Learning about how to use this tool can supplement your knowledge of engineering, biology, and other scientific subjects. edX offers a variety of educational opportunities for learners interested in studying these topics, as well as a host of other disciplines. A boot camp can provide flexible, hands-on learning for those who want to upskill quickly, while executive education courses are designed for busy professionals. You can also pursue a more comprehensive curriculum in a bachelor’s degree program or, for more advanced learners, a master’s degree program. Find the right learning path for you.

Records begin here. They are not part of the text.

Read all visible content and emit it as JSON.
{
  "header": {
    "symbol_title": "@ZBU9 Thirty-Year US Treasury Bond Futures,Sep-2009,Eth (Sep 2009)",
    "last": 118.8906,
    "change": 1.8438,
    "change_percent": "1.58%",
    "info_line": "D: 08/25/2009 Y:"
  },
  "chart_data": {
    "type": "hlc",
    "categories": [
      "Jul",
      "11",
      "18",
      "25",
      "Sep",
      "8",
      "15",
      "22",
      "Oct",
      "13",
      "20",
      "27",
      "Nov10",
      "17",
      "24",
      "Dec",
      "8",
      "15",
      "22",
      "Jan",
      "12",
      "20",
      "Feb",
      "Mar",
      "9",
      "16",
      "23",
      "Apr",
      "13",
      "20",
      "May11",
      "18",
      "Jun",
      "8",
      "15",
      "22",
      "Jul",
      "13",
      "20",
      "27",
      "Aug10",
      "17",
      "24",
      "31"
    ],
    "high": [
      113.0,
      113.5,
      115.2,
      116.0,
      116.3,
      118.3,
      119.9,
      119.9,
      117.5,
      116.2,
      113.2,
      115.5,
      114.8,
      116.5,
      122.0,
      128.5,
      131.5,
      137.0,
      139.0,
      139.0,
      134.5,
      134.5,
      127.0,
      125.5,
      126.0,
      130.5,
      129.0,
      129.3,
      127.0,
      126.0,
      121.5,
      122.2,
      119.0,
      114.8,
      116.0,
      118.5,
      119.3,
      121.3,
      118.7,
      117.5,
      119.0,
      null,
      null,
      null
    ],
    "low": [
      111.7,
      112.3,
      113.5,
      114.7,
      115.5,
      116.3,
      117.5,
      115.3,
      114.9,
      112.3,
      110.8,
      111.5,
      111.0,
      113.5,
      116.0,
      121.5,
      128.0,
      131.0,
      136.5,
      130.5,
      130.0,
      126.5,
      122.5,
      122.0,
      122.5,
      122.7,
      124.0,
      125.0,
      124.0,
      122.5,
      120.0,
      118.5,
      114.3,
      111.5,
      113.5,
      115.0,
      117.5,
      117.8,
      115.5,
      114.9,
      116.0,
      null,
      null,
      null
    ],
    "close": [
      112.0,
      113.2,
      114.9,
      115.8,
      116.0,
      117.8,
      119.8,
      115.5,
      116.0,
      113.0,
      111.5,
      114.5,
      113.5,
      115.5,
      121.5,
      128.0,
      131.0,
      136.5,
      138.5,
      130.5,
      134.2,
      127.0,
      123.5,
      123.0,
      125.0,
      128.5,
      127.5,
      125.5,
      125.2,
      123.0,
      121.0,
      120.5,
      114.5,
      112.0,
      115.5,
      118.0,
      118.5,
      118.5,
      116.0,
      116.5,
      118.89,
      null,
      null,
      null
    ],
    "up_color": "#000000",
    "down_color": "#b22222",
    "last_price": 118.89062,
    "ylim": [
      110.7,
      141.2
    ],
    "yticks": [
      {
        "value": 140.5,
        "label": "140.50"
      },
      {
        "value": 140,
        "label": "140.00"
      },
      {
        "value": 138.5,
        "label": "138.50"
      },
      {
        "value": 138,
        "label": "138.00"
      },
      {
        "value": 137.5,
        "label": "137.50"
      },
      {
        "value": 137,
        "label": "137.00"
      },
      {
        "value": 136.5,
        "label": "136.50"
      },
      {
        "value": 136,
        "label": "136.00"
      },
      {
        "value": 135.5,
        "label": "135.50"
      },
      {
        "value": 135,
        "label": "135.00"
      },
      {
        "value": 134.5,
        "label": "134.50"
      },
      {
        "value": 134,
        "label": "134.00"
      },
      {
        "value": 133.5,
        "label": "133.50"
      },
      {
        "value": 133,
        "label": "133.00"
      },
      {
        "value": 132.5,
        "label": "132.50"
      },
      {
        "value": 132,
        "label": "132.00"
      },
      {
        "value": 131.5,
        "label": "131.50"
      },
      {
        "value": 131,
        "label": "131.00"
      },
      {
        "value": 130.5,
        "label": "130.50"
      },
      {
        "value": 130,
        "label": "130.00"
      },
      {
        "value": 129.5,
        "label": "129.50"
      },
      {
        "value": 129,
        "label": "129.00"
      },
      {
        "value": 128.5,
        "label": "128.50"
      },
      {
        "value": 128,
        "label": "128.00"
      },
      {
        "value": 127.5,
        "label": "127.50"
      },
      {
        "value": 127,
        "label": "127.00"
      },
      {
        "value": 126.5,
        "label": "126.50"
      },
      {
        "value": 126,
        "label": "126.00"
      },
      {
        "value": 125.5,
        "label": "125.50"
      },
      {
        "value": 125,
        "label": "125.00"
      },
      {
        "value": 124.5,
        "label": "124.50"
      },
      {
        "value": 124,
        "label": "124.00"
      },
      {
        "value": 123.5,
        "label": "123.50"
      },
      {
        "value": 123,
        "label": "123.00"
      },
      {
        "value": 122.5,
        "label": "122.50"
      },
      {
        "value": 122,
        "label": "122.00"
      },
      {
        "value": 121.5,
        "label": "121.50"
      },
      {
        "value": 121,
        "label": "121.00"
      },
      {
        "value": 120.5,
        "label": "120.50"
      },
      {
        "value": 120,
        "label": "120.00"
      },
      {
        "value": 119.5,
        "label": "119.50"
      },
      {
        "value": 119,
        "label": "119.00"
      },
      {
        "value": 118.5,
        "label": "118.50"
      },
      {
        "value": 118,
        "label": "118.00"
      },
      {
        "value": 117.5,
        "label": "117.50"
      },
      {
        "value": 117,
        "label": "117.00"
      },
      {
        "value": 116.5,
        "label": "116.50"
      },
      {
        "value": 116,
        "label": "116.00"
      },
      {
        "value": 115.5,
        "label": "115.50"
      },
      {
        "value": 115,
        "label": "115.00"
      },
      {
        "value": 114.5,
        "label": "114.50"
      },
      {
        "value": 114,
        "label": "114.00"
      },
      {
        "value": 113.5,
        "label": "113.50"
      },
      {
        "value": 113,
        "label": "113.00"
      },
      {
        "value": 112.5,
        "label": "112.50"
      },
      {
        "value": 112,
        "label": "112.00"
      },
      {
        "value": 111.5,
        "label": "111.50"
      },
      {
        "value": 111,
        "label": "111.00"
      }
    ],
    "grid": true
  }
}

Explore jobs in thermodynamics

Whether you have a basic grasp of thermodynamics concepts, or you consider yourself an expert on the topic, there are many roles that rely on this specialized knowledge. As you progress through your educational journey, consider these potential job opportunities:

  • HVAC technician: Needs to understand thermodynamics to optimize energy efficiency in HVAC systems.Footnote 1

  • Environmental scientist: Uses thermodynamics concepts to understand and mitigate potential environmental impacts.Footnote 2

  • Chemical engineer: Uses thermodynamics to optimize chemical reactions, design efficient separation processes, and develop energy-efficient industrial processes.Footnote 3

  • Theoretical physicist: Explores fundamental concepts of energy and entropy, quantum thermodynamics, and the interface between thermodynamics and quantum mechanics.Footnote 4

  • Nuclear engineer: Relies on advanced thermodynamics to understand heat generation and transfer within nuclear systems.Footnote 5

Each of these roles will have different education and skills requirements. For example, you may be able to build relevant skills in a boot camp. However, some employers may seek candidates with a degree in engineering, depending on the role. Before deciding on a specific learning path, research the positions you hope to pursue and align your coursework with your career goals.